Since getting an Oscar for The Pianist, Adrien Brody has shown admirable dedication to appearing in trashy rollicking B-movies, be they King Kong, Predators or now Splice (****). In the grand tradition of Species and all those flicks about mad scientist messing with genetics, Brody and Sarah Polley create a new mutant from various animal DNA but (surprise!) have their research closed down. What to do but keep going secretly and start adding human DNA? It starts well, intense and intriguing, but increasingly descends into hysteria and absurdity. Fun though.

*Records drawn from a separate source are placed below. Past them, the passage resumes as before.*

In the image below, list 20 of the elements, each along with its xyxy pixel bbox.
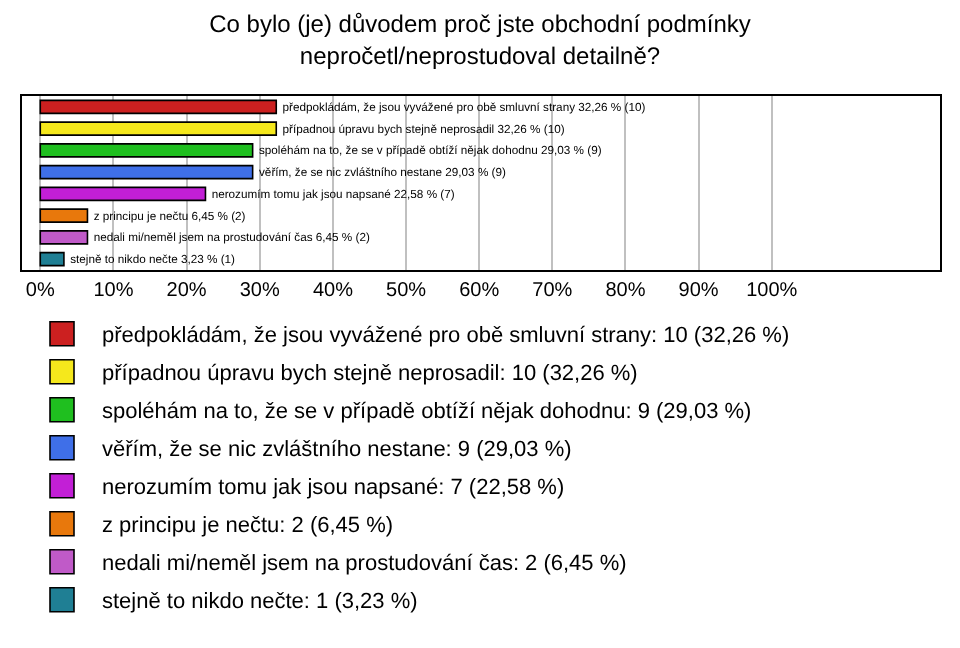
x-tick-label: 70% (532, 280, 573, 302)
legend-label: spoléhám na to, že se v případě obtíží nějak dohodnu: 9 (29,03 %) (102, 400, 752, 425)
x-tick-label: 60% (459, 280, 500, 302)
legend-label: stejně to nikdo nečte: 1 (3,23 %) (102, 590, 418, 615)
x-tick-label: 30% (239, 280, 280, 302)
x-tick-label: 20% (166, 280, 207, 302)
x-tick-label: 80% (605, 280, 646, 302)
legend-label: předpokládám, že jsou vyvážené pro obě smluvní strany: 10 (32,26 %) (102, 324, 790, 349)
x-tick-label: 90% (678, 280, 719, 302)
legend-label: nerozumím tomu jak jsou napsané: 7 (22,58 %) (102, 476, 565, 501)
x-tick-label: 0% (25, 280, 55, 302)
x-tick-label: 50% (386, 280, 427, 302)
x-tick-label: 100% (746, 280, 798, 302)
legend-label: věřím, že se nic zvláštního nestane: 9 (29,03 %) (102, 438, 572, 463)
legend-label: případnou úpravu bych stejně neprosadil: 10 (32,26 %) (102, 362, 638, 387)
x-tick-label: 10% (93, 280, 134, 302)
chart-title: Co bylo (je) důvodem proč jste obchodní podmínky nepročetl/neprostudoval detailně? (209, 10, 751, 70)
legend-label: z principu je nečtu: 2 (6,45 %) (102, 514, 394, 539)
x-tick-label: 40% (312, 280, 354, 302)
legend-label: nedali mi/neměl jsem na prostudování čas: 2 (6,45 %) (102, 552, 627, 577)
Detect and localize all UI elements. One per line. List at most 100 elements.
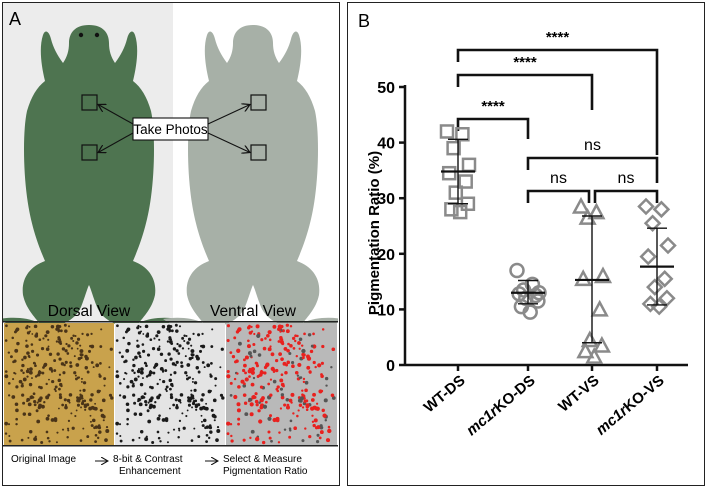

Two films set amongst the fashion industry came out late last year and both are worth a look, depending on your relative level of cynicism and style. Rage (***) is the latest from arty maverick director Sally Potter. It is presented as a series of interviews, all strikingly presented in front of single-colour backdrops. Many interesting actors get to strut their stuff, from Judy Dench to Eddie Izzard, and the story of a fashion show and the exploitation of models occurring is slowly revealed. This is secretly posted online by the blogger recording the interviews, leading to tragic unforeseen outcomes. It's a clever idea, well executed.

Drop Dead Gorgeous (***) makes up in black cynicism what it lacks in avant-garde style and shows the disintegration of a fashion shoot into ground-breaking territory after the main model dies and the egotistical designer continues to dress and photograph her, despite her ‘unresponsiveness'. The (not so subtle) gag is that models look so sickly now that nothing looks amiss. There are some great moments – Steven Berkoff as the designer is fun to watch – though the sledgehammer approach to making points gets wearying.